В средние века положение меняется. Природа перестает восприниматься как
самоорганизующееся и самоценное начало, содержащее в себе свои собственные
законы и причины; соответственно и наука о природе утрачивает то значение,
которое она имела в античную эпоху. Согласно средневековому воззрению, “...
Природа не есть нечто самостоятельное, несущее в себе свою цель и свой закон...
Учение о божественном всемогуществе оказывается связанным с тенденцией к
ликвидации самостоятельности природы, поскольку благодаря своему всемогуществу
бог может действовать вопреки естественному порядку” [21, 394].
Закон природы оказывается непостижимым и в известном смысле не
существующим для средневекового мировоззрения. Его место занимает чудо,
постижимое не знанием, а верой. Не случайно и собственно естественнонаучные
интересы, находящиеся на периферии интересов теологических, направлены не
столько на устойчивое и повторяющееся в природе, сколько на всякого рода
диковинки, “чудеса” и аномалии. Считается, что управляемая божественной волей
природа, согласно этой же воле, может или служить человеку или наказывать его.
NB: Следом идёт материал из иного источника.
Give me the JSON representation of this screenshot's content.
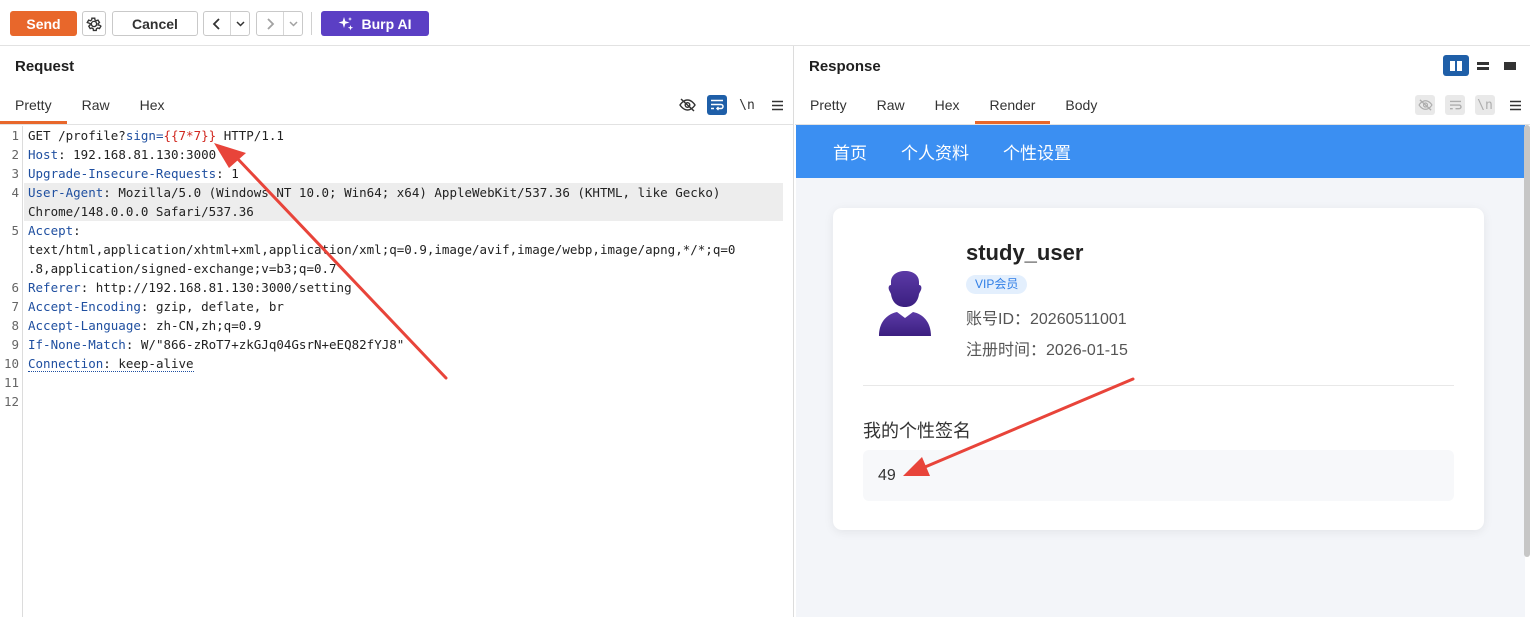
{
  "toolbar": {
    "send_label": "Send",
    "cancel_label": "Cancel",
    "burp_ai_label": "Burp AI"
  },
  "request": {
    "title": "Request",
    "tabs": [
      {
        "label": "Pretty"
      },
      {
        "label": "Raw"
      },
      {
        "label": "Hex"
      }
    ],
    "newline_label": "\\n",
    "line_numbers": [
      "1",
      "2",
      "3",
      "4",
      "",
      "5",
      "",
      "",
      "6",
      "7",
      "8",
      "9",
      "10",
      "11",
      "12"
    ],
    "lines": {
      "l1_method": "GET /profile?",
      "l1_param": "sign",
      "l1_eq": "=",
      "l1_value": "{{7*7}}",
      "l1_proto": " HTTP/1.1",
      "l2_name": "Host",
      "l2_value": ": 192.168.81.130:3000",
      "l3_name": "Upgrade-Insecure-Requests",
      "l3_value": ": 1",
      "l4_name": "User-Agent",
      "l4_value": ": Mozilla/5.0 (Windows NT 10.0; Win64; x64) AppleWebKit/537.36 (KHTML, like Gecko)",
      "l4_wrap": "Chrome/148.0.0.0 Safari/537.36",
      "l5_name": "Accept",
      "l5_value": ":",
      "l5_wrap1": "text/html,application/xhtml+xml,application/xml;q=0.9,image/avif,image/webp,image/apng,*/*;q=0",
      "l5_wrap2": ".8,application/signed-exchange;v=b3;q=0.7",
      "l6_name": "Referer",
      "l6_value": ": http://192.168.81.130:3000/setting",
      "l7_name": "Accept-Encoding",
      "l7_value": ": gzip, deflate, br",
      "l8_name": "Accept-Language",
      "l8_value": ": zh-CN,zh;q=0.9",
      "l9_name": "If-None-Match",
      "l9_value": ": W/\"866-zRoT7+zkGJq04GsrN+eEQ82fYJ8\"",
      "l10_name": "Connection",
      "l10_value": ": keep-alive"
    }
  },
  "response": {
    "title": "Response",
    "tabs": [
      {
        "label": "Pretty"
      },
      {
        "label": "Raw"
      },
      {
        "label": "Hex"
      },
      {
        "label": "Render"
      },
      {
        "label": "Body"
      }
    ],
    "newline_label": "\\n",
    "render": {
      "nav": [
        "首页",
        "个人资料",
        "个性设置"
      ],
      "username": "study_user",
      "badge": "VIP会员",
      "account_id": "账号ID：20260511001",
      "register_time": "注册时间：2026-01-15",
      "signature_title": "我的个性签名",
      "signature_value": "49"
    }
  },
  "colors": {
    "accent": "#e8672b",
    "burp_ai": "#5b3fc4",
    "nav_blue": "#3b8ff2",
    "arrow": "#e8443a"
  }
}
Человек, его совершенствование и спасение оказываются целью природы. Ее
объяснение поэтому предполагает, помимо Бога-творца, человека-цель.
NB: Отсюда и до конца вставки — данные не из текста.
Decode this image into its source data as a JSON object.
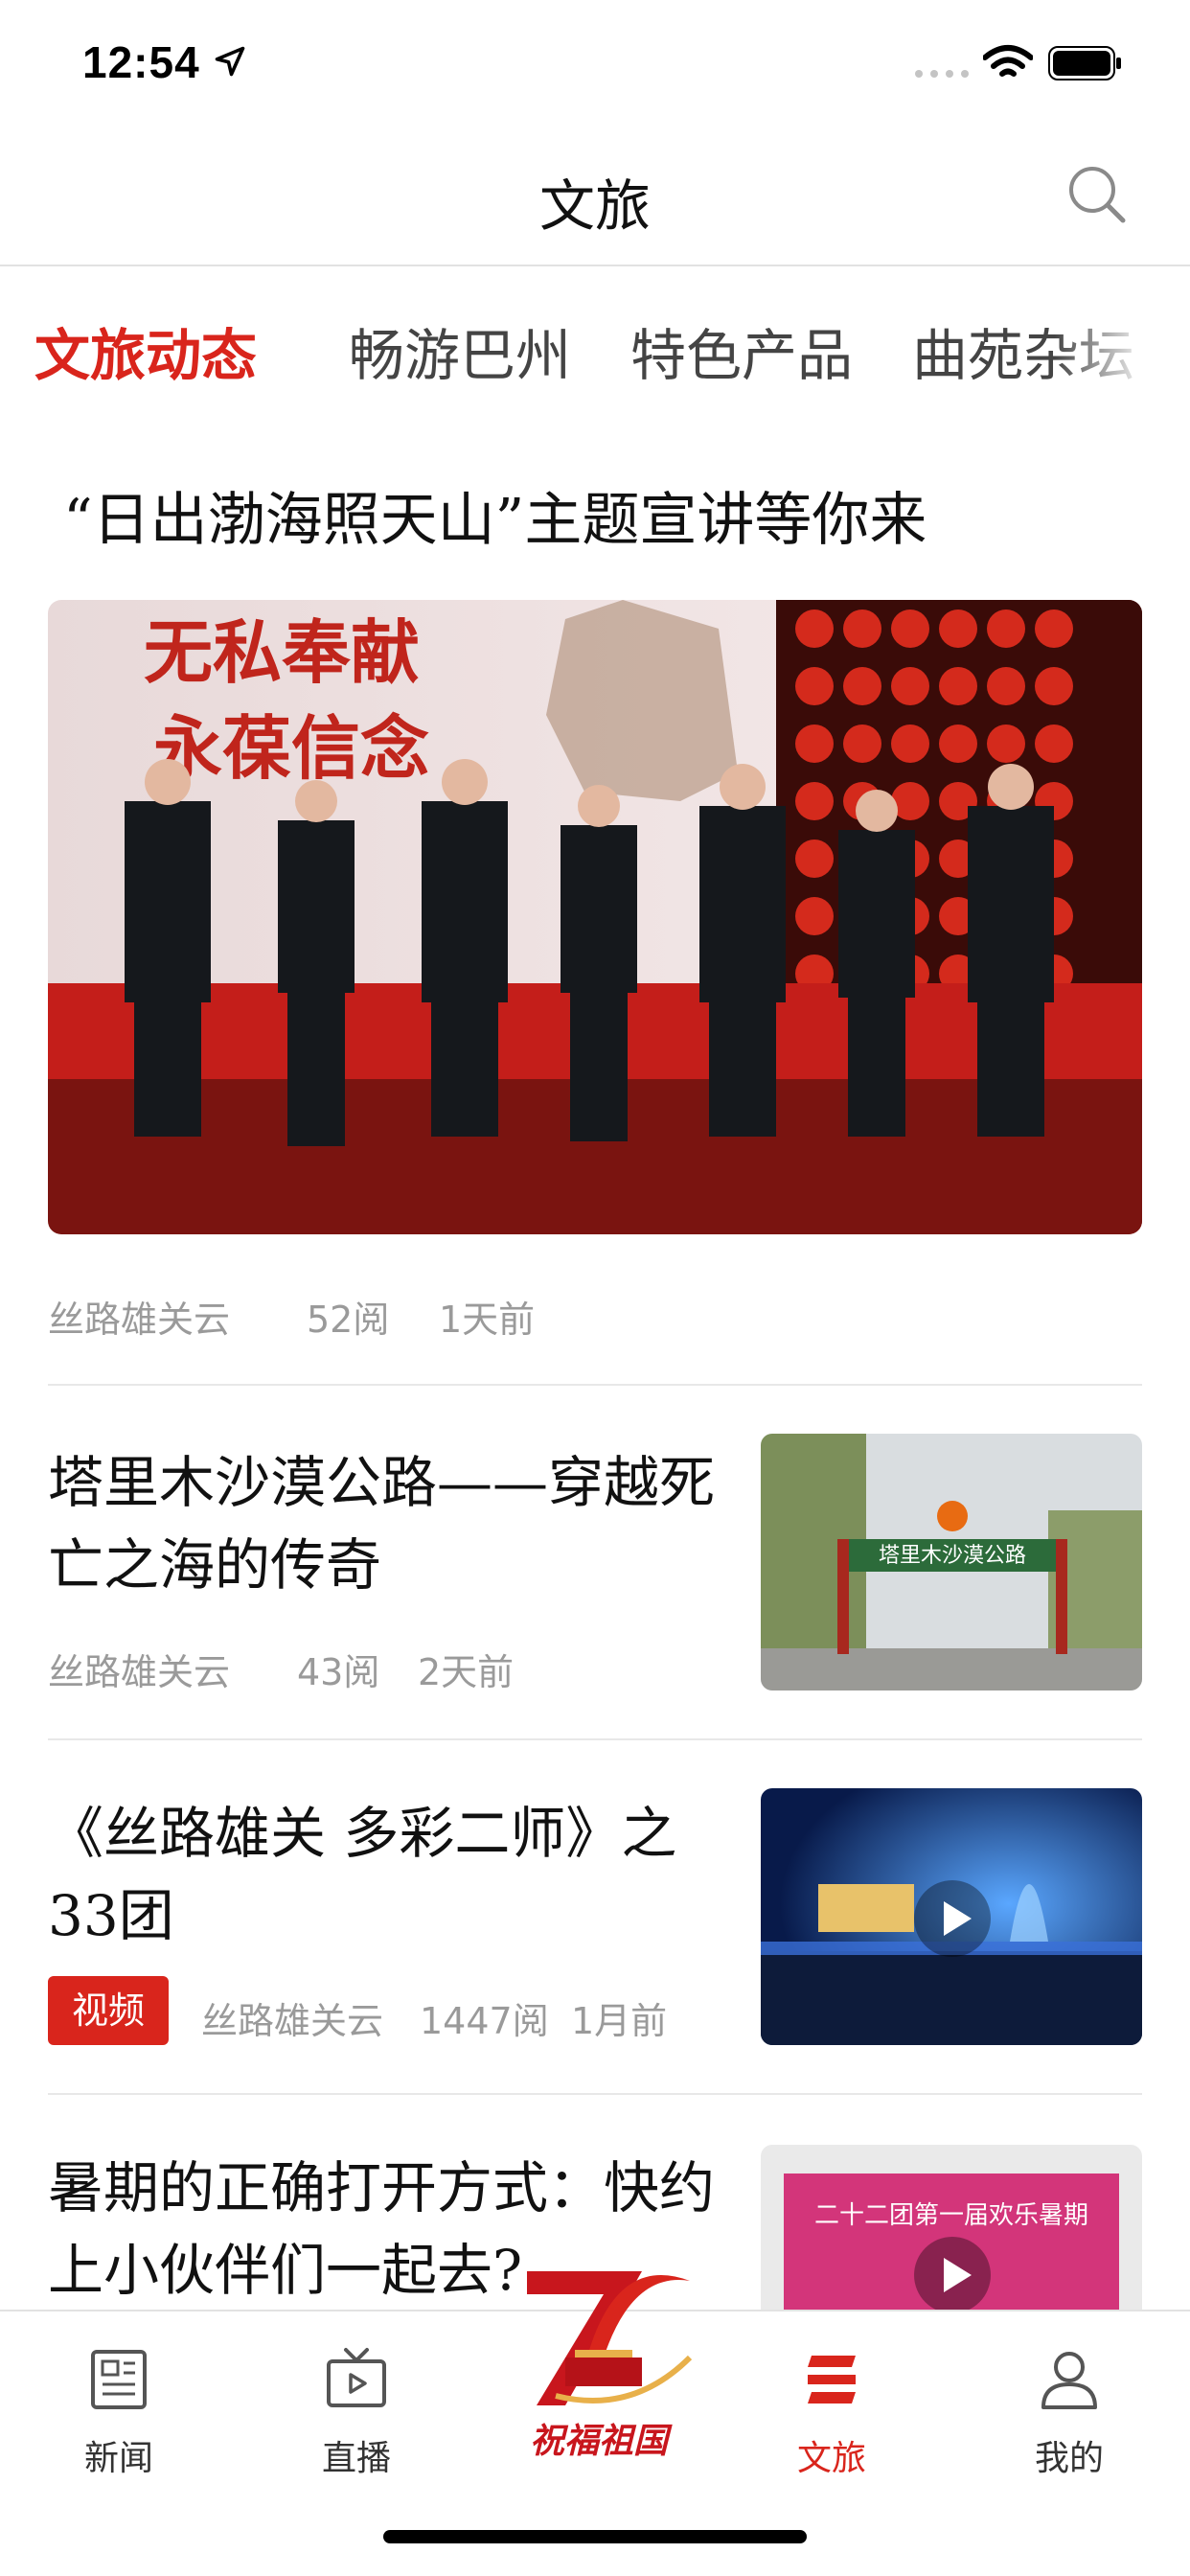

Великая научная революция, совершенная Коперником, Галилеем, Ньютоном,
Декартом, Ф. Бэконом и др., привела к тому, что природа постепенно стала
рассматриваться как causa sui, причина самой себя. На смену теистическому
волюнтаризму, объясняющему природные и социальные процессы волей всемогущего
Бога, приходит природный, естественный детерминизм. Правда, ученые не сразу
отказываются от признания роли божественного фактора. Но они все чаще трактуют
этот фактор либо с позиций деизма, рассматривая его лишь в качестве
божественного первотолчка, после которого природа развивается по своим
собственным законам, либо с позиций пантеизма, растворяя божественное начало в
природном. В обоих случаях речь уже не идет, как ранее, о concursus Dei,
соприсутствии Бога, постоянно оказывающего воздействие на природное и
социальное бытие.
Природа постепенно становится не только причиной самой себя, но и причиной
многих других сфер бытия. Отсюда выдвижение и всеобщее распространение понятия
“естественного”. Мыслители и ученые XVI–XVIII вв. говорят не только о
“естественном состоянии” (о котором шла речь выше) и его
идеально-гипотетических признаках, но и о “естественном праве”, “естественной
морали”, “естественной политике”, “естественной экономике” и даже о
“естественной религии”. В этом ряду находится и понятие “естественного закона”.
Первоначально выражение “естественный закон” было чрезвычайно многозначно
и неопределенно. Это отмечал еще Руссо: “Раз мы так мало знаем природу и так
неодинаково понимаем смысл слова закон, то очень трудно будет прийти к
соглашению относительно верного определения естественного закона” [22, 42].